Over the past couple years at High Alpha, I’ve worked with many startups on creating and setting their first financial plan. Some common questions I hear: Is it okay to spend this much? Can we afford this new hire? What’s our budget? I’ve found that before landing on a budget and a plan for cash burn, it’s helpful to first consider a few important questions.
But… two things to note before we get started:
- I’m talking about pre-revenue, pre-product-market-fit companies in this post. Usually pre-seed and seed stage, when you’re still figuring out what your company will look like.
- This comes from the lens of venture-backed technology businesses, in particular software. However, most of it can be applied to all startups.
So… How Much Should Your New Company Burn?
I’ll admit I’ve googled “what’s a good burn rate for startups” in the past. One reason it’s hard to know the answer is that a new startup doesn’t have the constraint of profitability. Unlike a more mature company, you aren’t trying to spend less than you collect in revenue. But you likely do have a cash constraint, and you should anchor your budget around your current cash balance and when you’ll be out of money. About 4–6 months before you’re at cash-zero, you’ll need to start fundraising, and you want a good story to tell investors at that time. Which is why before you can actually determine the right burn rate, you need to decide:
What Are Your Goals?
In particular, what are your goals for this current amount of cash in the bank? What needs to be true about the business when you’re going out to fundraise next?
Set realistic goals, and be aware of what milestones other startups have crossed before raising a certain round of funding. Know what you’ll need to create a compelling story based on your product and business model.
- Is it a product targeted to the individual that could have some virality? Maybe a freemium pricing model? You probably want an MVP with some great usage stats to show potential investors.
- Is it a B2B product targeting a specific vertical? You’ll need some revenue from your first handful of customers, proving you can sell into the space.
- Is it a big-vision product that will take a lot of resources to build? Spend your current funds validating the idea and testing assumptions about the vision, making sure you’re building something the market wants before you put too many resources on it.
Budgeting is about resource-allocation, and determining your near-term goals will help you decide how to allocate your current resources most effectively. Time and money are at conflict with each other in your budget — if you want more time, you have to decrease your burn rate. You may realize you need to spend on certain resources to meet your goals, and spend a little quicker. Or you’ll determine that you want more time between now and cash-zero, and decide to hold off on the extra hire. Either way, it’s a balance. And to find the right balance you need to know:
What Are Your Assumptions?
This is really where you should start when setting your first budget. At this early stage, likely every detail about the future of the business is an assumption.

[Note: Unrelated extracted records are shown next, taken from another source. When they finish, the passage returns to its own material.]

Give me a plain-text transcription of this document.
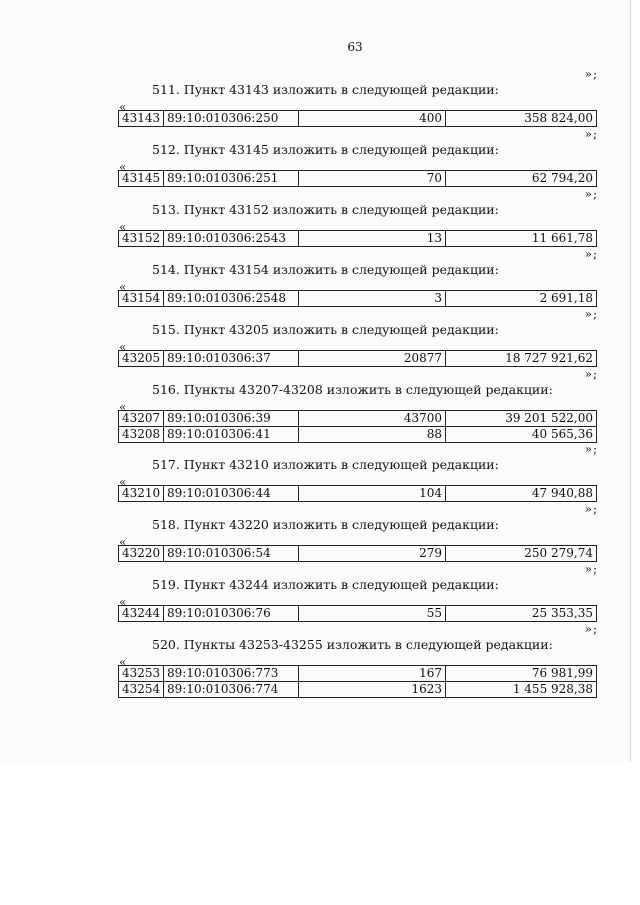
63
»;
511. Пункт 43143 изложить в следующей редакции:
«
43143	89:10:010306:250	400	358 824,00
»;
512. Пункт 43145 изложить в следующей редакции:
«
43145	89:10:010306:251	70	62 794,20
»;
513. Пункт 43152 изложить в следующей редакции:
«
43152	89:10:010306:2543	13	11 661,78
»;
514. Пункт 43154 изложить в следующей редакции:
«
43154	89:10:010306:2548	3	2 691,18
»;
515. Пункт 43205 изложить в следующей редакции:
«
43205	89:10:010306:37	20877	18 727 921,62
»;
516. Пункты 43207-43208 изложить в следующей редакции:
«
43207	89:10:010306:39	43700	39 201 522,00
43208	89:10:010306:41	88	40 565,36
»;
517. Пункт 43210 изложить в следующей редакции:
«
43210	89:10:010306:44	104	47 940,88
»;
518. Пункт 43220 изложить в следующей редакции:
«
43220	89:10:010306:54	279	250 279,74
»;
519. Пункт 43244 изложить в следующей редакции:
«
43244	89:10:010306:76	55	25 353,35
»;
520. Пункты 43253-43255 изложить в следующей редакции:
«
43253	89:10:010306:773	167	76 981,99
43254	89:10:010306:774	1623	1 455 928,38
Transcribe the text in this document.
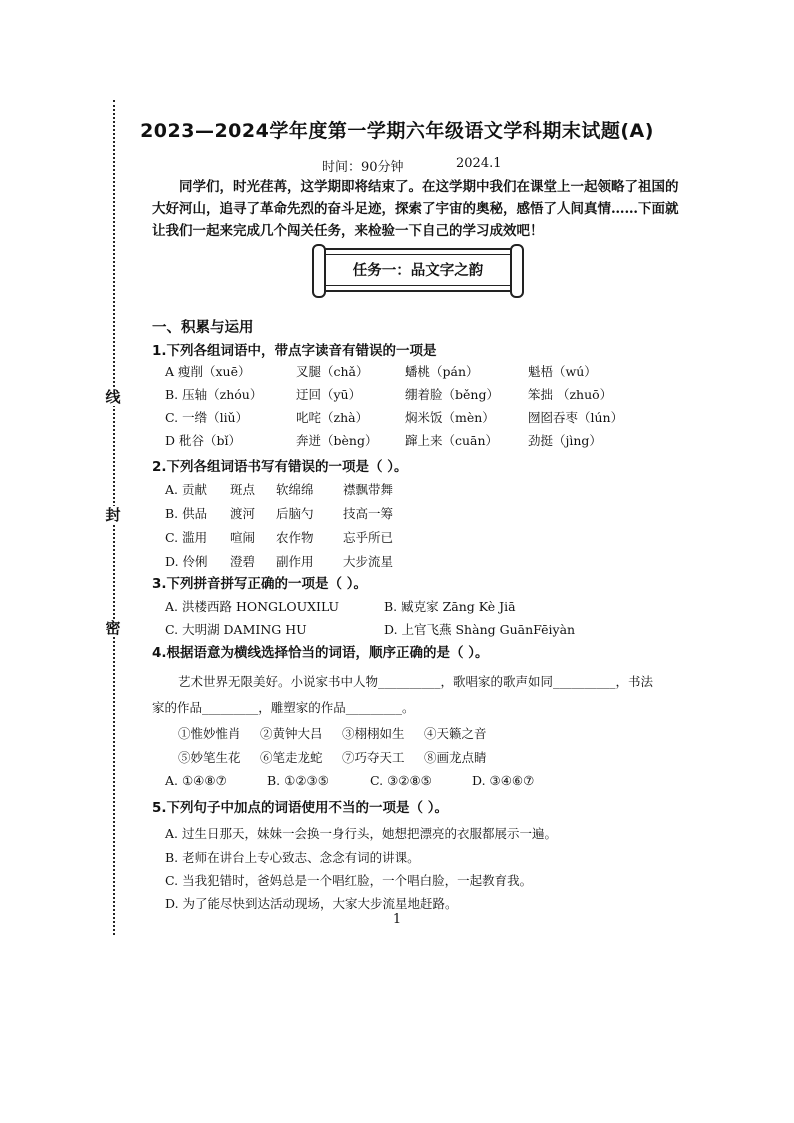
线
封
密
2023—2024学年度第一学期六年级语文学科期末试题(A)
时间：90分钟	2024.1
同学们，时光荏苒，这学期即将结束了。在这学期中我们在课堂上一起领略了祖国的
大好河山，追寻了革命先烈的奋斗足迹，探索了宇宙的奥秘，感悟了人间真情……下面就
让我们一起来完成几个闯关任务，来检验一下自己的学习成效吧！
任务一：品文字之韵
一、积累与运用
1.下列各组词语中，带点字读音有错误的一项是
A 瘦削（xuē）	叉腿（chǎ）	蟠桃（pán）	魁梧（wú）
B. 压轴（zhóu）	迂回（yū）	绷着脸（běng） 笨拙 （zhuō）
C. 一绺（liǔ）	叱咤（zhà）	焖米饭（mèn）	囫囵吞枣（lún）
D 秕谷（bǐ）	奔迸（bèng） 蹿上来（cuān） 劲挺（jìng）
2.下列各组词语书写有错误的一项是（ ）。
A. 贡献 斑点 软绵绵 襟飘带舞
B. 供品 渡河 后脑勺 技高一筹
C. 滥用 喧闹 农作物 忘乎所已
D. 伶俐 澄碧 副作用 大步流星
3.下列拼音拼写正确的一项是（ ）。
A. 洪楼西路 HONGLOUXILU	B. 臧克家 Zāng Kè Jiā
C. 大明湖 DAMING HU	D. 上官飞燕 Shàng GuānFēiyàn
4.根据语意为横线选择恰当的词语，顺序正确的是（ ）。
艺术世界无限美好。小说家书中人物__________，歌唱家的歌声如同__________，书法
家的作品_________，雕塑家的作品_________。
①惟妙惟肖 ②黄钟大吕 ③栩栩如生 ④天籁之音
⑤妙笔生花 ⑥笔走龙蛇 ⑦巧夺天工 ⑧画龙点睛
A. ①④⑧⑦	B. ①②③⑤	C. ③②⑧⑤	D. ③④⑥⑦
5.下列句子中加点的词语使用不当的一项是（ ）。
A. 过生日那天，妹妹一会换一身行头，她想把漂亮的衣服都展示一遍。
B. 老师在讲台上专心致志、念念有词的讲课。
C. 当我犯错时，爸妈总是一个唱红脸，一个唱白脸，一起教育我。
D. 为了能尽快到达活动现场，大家大步流星地赶路。
1
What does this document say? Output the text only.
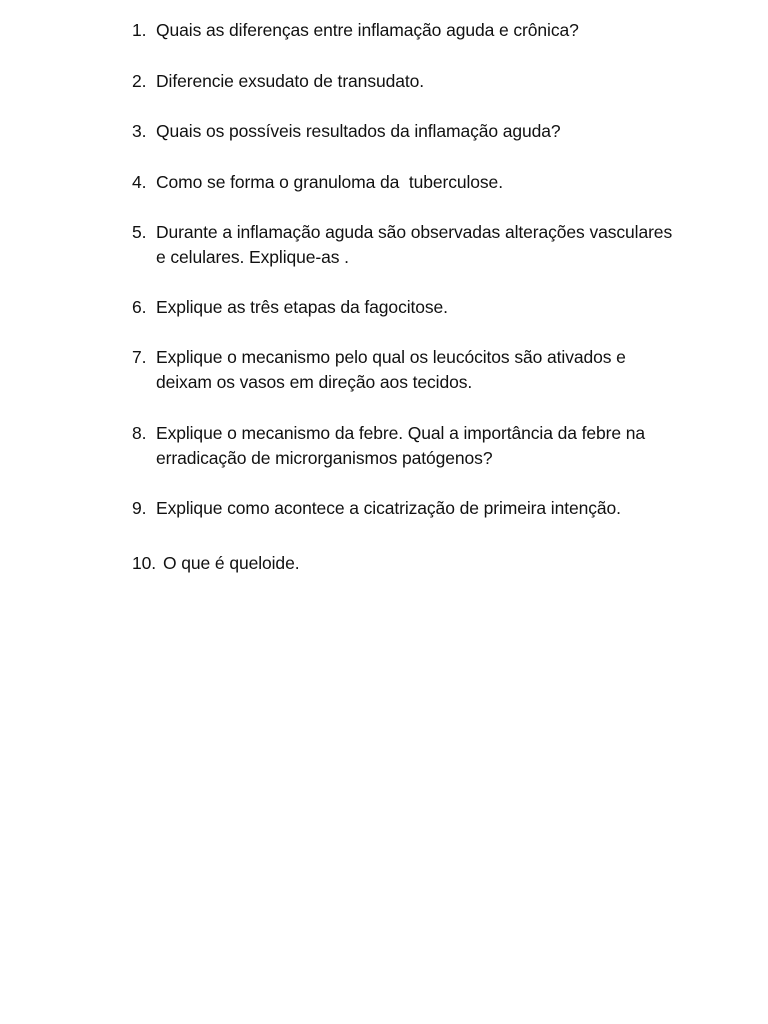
1. Quais as diferenças entre inflamação aguda e crônica?
2. Diferencie exsudato de transudato.
3. Quais os possíveis resultados da inflamação aguda?
4. Como se forma o granuloma da  tuberculose.
5. Durante a inflamação aguda são observadas alterações vasculares
e celulares. Explique-as .
6. Explique as três etapas da fagocitose.
7. Explique o mecanismo pelo qual os leucócitos são ativados e
deixam os vasos em direção aos tecidos.
8. Explique o mecanismo da febre. Qual a importância da febre na
erradicação de microrganismos patógenos?
9. Explique como acontece a cicatrização de primeira intenção.
10. O que é queloide.
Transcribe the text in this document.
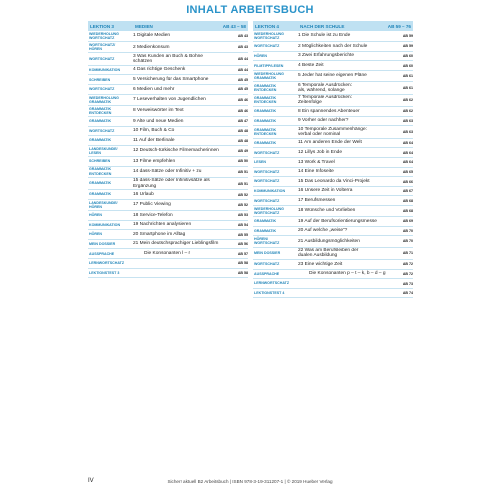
INHALT ARBEITSBUCH
LEKTION 3	MEDIEN	AB 43 – 58
WIEDERHOLUNG
WORTSCHATZ	1 Digitale Medien	AB 43
WORTSCHATZ/
HÖREN	2 Medienkonsum	AB 43
WORTSCHATZ
3 Was Kunden an Buch & Bohne
schätzen	AB 44
KOMMUNIKATION	4 Das richtige Geschenk	AB 44
SCHREIBEN	5 Versicherung für das Smartphone	AB 45
WORTSCHATZ	6 Medien und mehr	AB 45
WIEDERHOLUNG
GRAMMATIK	7 Leseverhalten von Jugendlichen	AB 46
GRAMMATIK
ENTDECKEN	8 Verweiswörter im Text	AB 46
GRAMMATIK	9 Alte und neue Medien	AB 47
WORTSCHATZ	10 Film, Buch & Co	AB 48
GRAMMATIK	11 Auf der Berlinale	AB 48
LANDESKUNDE/
LESEN	12 Deutsch-türkische Filmemacherinnen	AB 49
SCHREIBEN	13 Filme empfehlen	AB 50
GRAMMATIK
ENTDECKEN	14 dass-Sätze oder Infinitiv + zu	AB 51
GRAMMATIK
15 dass-Sätze oder Infinitivsätze als
Ergänzung	AB 51
GRAMMATIK	16 Urlaub	AB 52
LANDESKUNDE/
HÖREN	17 Public Viewing	AB 52
HÖREN	18 Service-Telefon	AB 53
KOMMUNIKATION	19 Nachrichten analysieren	AB 54
HÖREN	20 Smartphone im Alltag	AB 55
MEIN DOSSIER	21 Mein deutschsprachiger Lieblingsfilm	AB 56
AUSSPRACHE	Die Konsonanten l – r	AB 57
LERNWORTSCHATZ	AB 58
LEKTIONSTEST 3	AB 58
LEKTION 4	NACH DER SCHULE	AB 59 – 76
WIEDERHOLUNG
WORTSCHATZ	1 Die Schule ist zu Ende	AB 59
WORTSCHATZ	2 Möglichkeiten nach der Schule	AB 59
HÖREN	3 Zwei Erfahrungsberichte	AB 60
FILMTIPP/LESEN	4 Beste Zeit	AB 60
WIEDERHOLUNG
GRAMMATIK	5 Jeder hat seine eigenen Pläne	AB 61
GRAMMATIK
ENTDECKEN
6 Temporale Ausdrücken:
als, während, solange	AB 61
GRAMMATIK
ENTDECKEN
7 Temporale Ausdrücken:
Zeitenfolge	AB 62
GRAMMATIK	8 Ein spannendes Abenteuer	AB 62
GRAMMATIK	9 Vorher oder nachher?	AB 63
GRAMMATIK
ENTDECKEN
10 Temporale Zusammenhänge:
verbal oder nominal	AB 63
GRAMMATIK	11 Am anderen Ende der Welt	AB 64
WORTSCHATZ	12 Lillys Job in Ende	AB 64
LESEN	13 Work & Travel	AB 64
WORTSCHATZ	14 Eine Infoseite	AB 65
WORTSCHATZ	15 Das Leonardo da Vinci-Projekt	AB 66
KOMMUNIKATION	16 Unsere Zeit in Volterra	AB 67
WORTSCHATZ	17 Berufsmessen	AB 68
WIEDERHOLUNG
WORTSCHATZ	18 Wünsche und Vorlieben	AB 68
GRAMMATIK	19 Auf der Berufsorientierungsmesse	AB 69
GRAMMATIK	20 Auf welche „weise“?	AB 70
HÖREN/
WORTSCHATZ	21 Ausbildungsmöglichkeiten	AB 70
MEIN DOSSIER
22 Was am Berufsleiben der
dualen Ausbildung	AB 71
WORTSCHATZ	23 Eine wichtige Zeit	AB 72
AUSSPRACHE	Die Konsonanten p – t – k, b – d – g	AB 72
LERNWORTSCHATZ	AB 73
LEKTIONSTEST 4	AB 74
IV	Sicher! aktuell B2 Arbeitsbuch | ISBN 978-3-19-311207-1 | © 2019 Hueber Verlag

The more assumptions you still have to prove, the lower your burn rate should be. Take the time to test those assumptions before using up cash resources. As you gather more truths about your business, you can start increasing your burn in order to move faster. What version of an MVP should you start with? Who is your target customer? What go-to-market strategy will work? Budget the resources to test and experiment. Flexibility is key — don’t hire too many full-time resources and commit to a high burn rate before you’ve proven the foundation of your business. Finding product-market-fit always takes longer than you think it will.
Be especially careful about forecasting your first revenue. This can extend your runway, but if things don’t go to plan, it will leave you out of cash sooner and missing your goals.
Because there are so many assumptions, your budget should be re-evaluated often (quarterly, if not monthly) in this early stage. The amount you learn in a startup in one day can be enough to drastically shift your assumptions and goals, and the quicker you can adjust resources, the better.
I love working with company founders to strategically deploy resources to execute their vision, and I’ve learned that every startup is different. If you have other tips or angles you’ve found helpful to consider, please comment!